The cascode layout is also used very widely as a voltage amplifier stage, using a circuit arrangement of the kind shown in Figure 9.7(a). As in the case of the valve amplifier stage, this circuit gives very good input/output isolation and an excellent HF performance due to its freedom from capacitative feedback from output to input. It can also be rearranged, as shown in Figure 9.7(b), so that the input stage acts as an emitter–follower, which gives a very high input impedance.
The long-tailed pair layout, shown in its simplest form in Figure 9.8(a), gives a very good input/output isolation; also, because it is of its nature a push–pull layout, it gives a measure of reduction in even-order harmonic distortion. Its principal advantage, and the reason why this layout is normally used, is that it allows, if the tail resistor (R1) is returned to a –ve supply rail, both of the input signal ports to be referenced to the 0-V line—a feature that is enormously valuable in DC amplifying systems. The designer may sometimes seek to improve the performance of the circuit block by using a high impedance (active) tail in place of a simple resistor, as shown in Figure 9.8(b). This will lessen the likelihood of unwanted signal breakthrough from the –ve supply rail, as well as ensuring a greater degree of dynamic balance, and signal transfer, between the two halves.
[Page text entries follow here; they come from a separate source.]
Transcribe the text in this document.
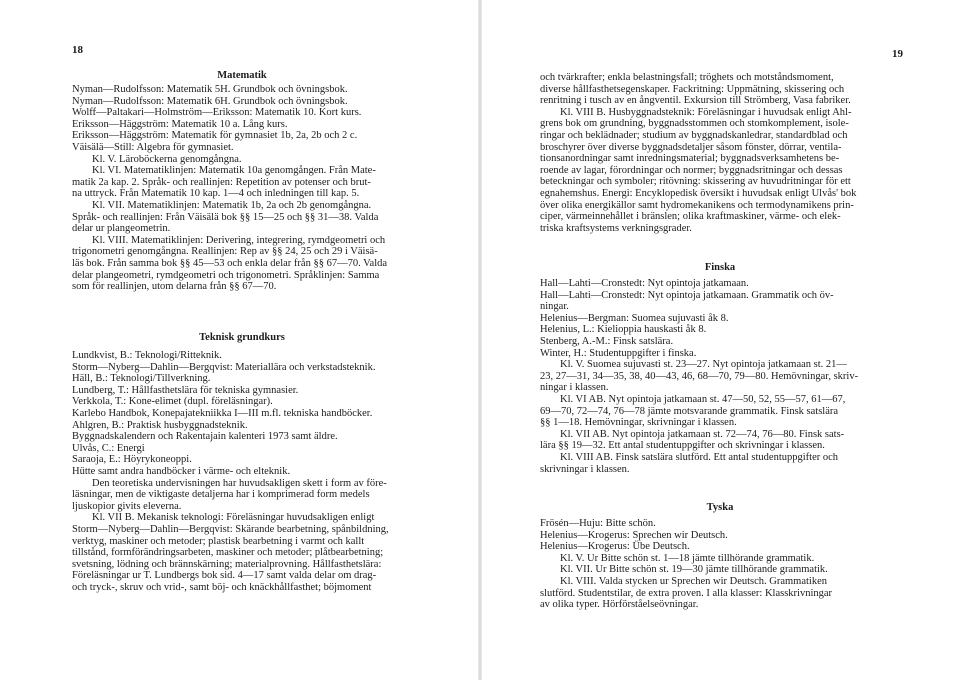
18
Matematik
Nyman—Rudolfsson: Matematik 5H. Grundbok och övningsbok.
Nyman—Rudolfsson: Matematik 6H. Grundbok och övningsbok.
Wolff—Paltakari—Holmström—Eriksson: Matematik 10. Kort kurs.
Eriksson—Häggström: Matematik 10 a. Lång kurs.
Eriksson—Häggström: Matematik för gymnasiet 1b, 2a, 2b och 2 c.
Väisälä—Still: Algebra för gymnasiet.
Kl. V. Läroböckerna genomgångna.
Kl. VI. Matematiklinjen: Matematik 10a genomgången. Från Mate-
matik 2a kap. 2. Språk- och reallinjen: Repetition av potenser och brut-
na uttryck. Från Matematik 10 kap. 1—4 och inledningen till kap. 5.
Kl. VII. Matematiklinjen: Matematik 1b, 2a och 2b genomgångna.
Språk- och reallinjen: Från Väisälä bok §§ 15—25 och §§ 31—38. Valda
delar ur plangeometrin.
Kl. VIII. Matematiklinjen: Derivering, integrering, rymdgeometri och
trigonometri genomgångna. Reallinjen: Rep av §§ 24, 25 och 29 i Väisä-
läs bok. Från samma bok §§ 45—53 och enkla delar från §§ 67—70. Valda
delar plangeometri, rymdgeometri och trigonometri. Språklinjen: Samma
som för reallinjen, utom delarna från §§ 67—70.
Teknisk grundkurs
Lundkvist, B.: Teknologi/Ritteknik.
Storm—Nyberg—Dahlin—Bergqvist: Materiallära och verkstadsteknik.
Häll, B.: Teknologi/Tillverkning.
Lundberg, T.: Hållfasthetslära för tekniska gymnasier.
Verkkola, T.: Kone-elimet (dupl. föreläsningar).
Karlebo Handbok, Konepajatekniikka I—III m.fl. tekniska handböcker.
Ahlgren, B.: Praktisk husbyggnadsteknik.
Byggnadskalendern och Rakentajain kalenteri 1973 samt äldre.
Ulvås, C.: Energi
Saraoja, E.: Höyrykoneoppi.
Hütte samt andra handböcker i värme- och elteknik.
Den teoretiska undervisningen har huvudsakligen skett i form av före-
läsningar, men de viktigaste detaljerna har i komprimerad form medels
ljuskopior givits eleverna.
Kl. VII B. Mekanisk teknologi: Föreläsningar huvudsakligen enligt
Storm—Nyberg—Dahlin—Bergqvist: Skärande bearbetning, spånbildning,
verktyg, maskiner och metoder; plastisk bearbetning i varmt och kallt
tillstånd, formförändringsarbeten, maskiner och metoder; plåtbearbetning;
svetsning, lödning och brännskärning; materialprovning. Hållfasthetslära:
Föreläsningar ur T. Lundbergs bok sid. 4—17 samt valda delar om drag-
och tryck-, skruv och vrid-, samt böj- och knäckhållfasthet; böjmoment
19
och tvärkrafter; enkla belastningsfall; tröghets och motståndsmoment,
diverse hållfasthetsegenskaper. Fackritning: Uppmätning, skissering och
renritning i tusch av en ångventil. Exkursion till Strömberg, Vasa fabriker.
Kl. VIII B. Husbyggnadsteknik: Föreläsningar i huvudsak enligt Ahl-
grens bok om grundning, byggnadsstommen och stomkomplement, isole-
ringar och beklädnader; studium av byggnadskanledrar, standardblad och
broschyrer över diverse byggnadsdetaljer såsom fönster, dörrar, ventila-
tionsanordningar samt inredningsmaterial; byggnadsverksamhetens be-
roende av lagar, förordningar och normer; byggnadsritningar och dessas
beteckningar och symboler; ritövning: skissering av huvudritningar för ett
egnahemshus. Energi: Encyklopedisk översikt i huvudsak enligt Ulvås' bok
över olika energikällor samt hydromekanikens och termodynamikens prin-
ciper, värmeinnehållet i bränslen; olika kraftmaskiner, värme- och elek-
triska kraftsystems verkningsgrader.
Finska
Hall—Lahti—Cronstedt: Nyt opintoja jatkamaan.
Hall—Lahti—Cronstedt: Nyt opintoja jatkamaan. Grammatik och öv-
ningar.
Helenius—Bergman: Suomea sujuvasti åk 8.
Helenius, L.: Kielioppia hauskasti åk 8.
Stenberg, A.-M.: Finsk satslära.
Winter, H.: Studentuppgifter i finska.
Kl. V. Suomea sujuvasti st. 23—27. Nyt opintoja jatkamaan st. 21—
23, 27—31, 34—35, 38, 40—43, 46, 68—70, 79—80. Hemövningar, skriv-
ningar i klassen.
Kl. VI AB. Nyt opintoja jatkamaan st. 47—50, 52, 55—57, 61—67,
69—70, 72—74, 76—78 jämte motsvarande grammatik. Finsk satslära
§§ 1—18. Hemövningar, skrivningar i klassen.
Kl. VII AB. Nyt opintoja jatkamaan st. 72—74, 76—80. Finsk sats-
lära §§ 19—32. Ett antal studentuppgifter och skrivningar i klassen.
Kl. VIII AB. Finsk satslära slutförd. Ett antal studentuppgifter och
skrivningar i klassen.
Tyska
Frösén—Huju: Bitte schön.
Helenius—Krogerus: Sprechen wir Deutsch.
Helenius—Krogerus: Übe Deutsch.
Kl. V. Ur Bitte schön st. 1—18 jämte tillhörande grammatik.
Kl. VII. Ur Bitte schön st. 19—30 jämte tillhörande grammatik.
Kl. VIII. Valda stycken ur Sprechen wir Deutsch. Grammatiken
slutförd. Studentstilar, de extra proven. I alla klasser: Klasskrivningar
av olika typer. Hörförståelseövningar.
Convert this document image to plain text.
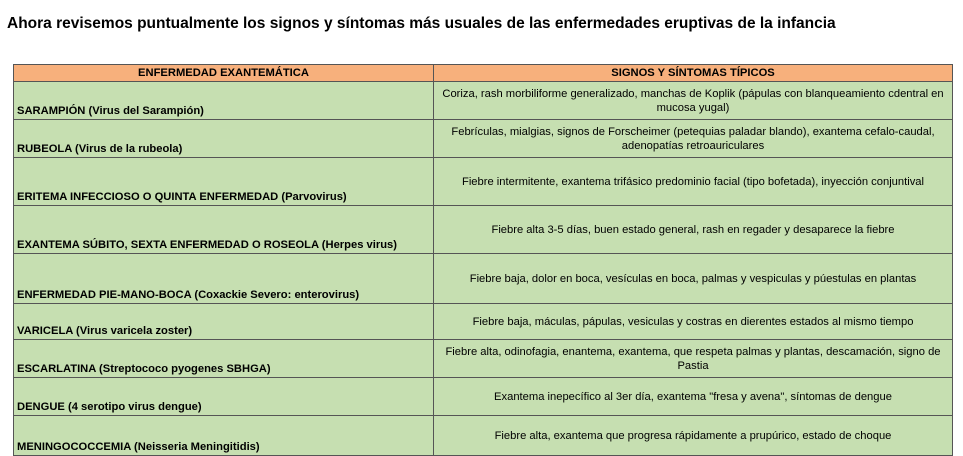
Ahora revisemos puntualmente los signos y síntomas más usuales de las enfermedades eruptivas de la infancia
ENFERMEDAD EXANTEMÁTICA	SIGNOS Y SÍNTOMAS TÍPICOS
SARAMPIÓN (Virus del Sarampión)	Coriza, rash morbiliforme generalizado, manchas de Koplik (pápulas con blanqueamiento cdentral en mucosa yugal)
RUBEOLA (Virus de la rubeola)	Febrículas, mialgias, signos de Forscheimer (petequias paladar blando), exantema cefalo-caudal, adenopatías retroauriculares
ERITEMA INFECCIOSO O QUINTA ENFERMEDAD (Parvovirus)	Fiebre intermitente, exantema trifásico predominio facial (tipo bofetada), inyección conjuntival
EXANTEMA SÚBITO, SEXTA ENFERMEDAD O ROSEOLA (Herpes virus)	Fiebre alta 3-5 días, buen estado general, rash en regader y desaparece la fiebre
ENFERMEDAD PIE-MANO-BOCA (Coxackie Severo: enterovirus)	Fiebre baja, dolor en boca, vesículas en boca, palmas y vespiculas y púestulas en plantas
VARICELA (Virus varicela zoster)	Fiebre baja, máculas, pápulas, vesiculas y costras en dierentes estados al mismo tiempo
ESCARLATINA (Streptococo pyogenes SBHGA)	Fiebre alta, odinofagia, enantema, exantema, que respeta palmas y plantas, descamación, signo de Pastia
DENGUE (4 serotipo virus dengue)	Exantema inepecífico al 3er día, exantema "fresa y avena", síntomas de dengue
MENINGOCOCCEMIA (Neisseria Meningitidis)	Fiebre alta, exantema que progresa rápidamente a prupúrico, estado de choque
Although like all solid-state amplifying systems it is free from the bugbears of hum and noise intrusion from the heater supply of a valve amplifying stage—likely in any valve
amplifier where there is a high impedance between cathode and ground—it is less good from the point of view of thermal noise than a similar single stage amplifier, partly because there is an additional device in the signal line and partly because the gain of a long-tailed pair layout will only be half that of a comparable single device gain stage. This arises because if a voltage increment is applied to the base of Q1, then the Q1 emitter will only rise half of that amount due to the constraint from Q2, which will also see, but in opposite phase and halved in size, the same voltage increment. This allows, as in the case of the valve phase splitter, a very close similarity, but in opposite phase, of the output currents at Q1 and Q2 collectors.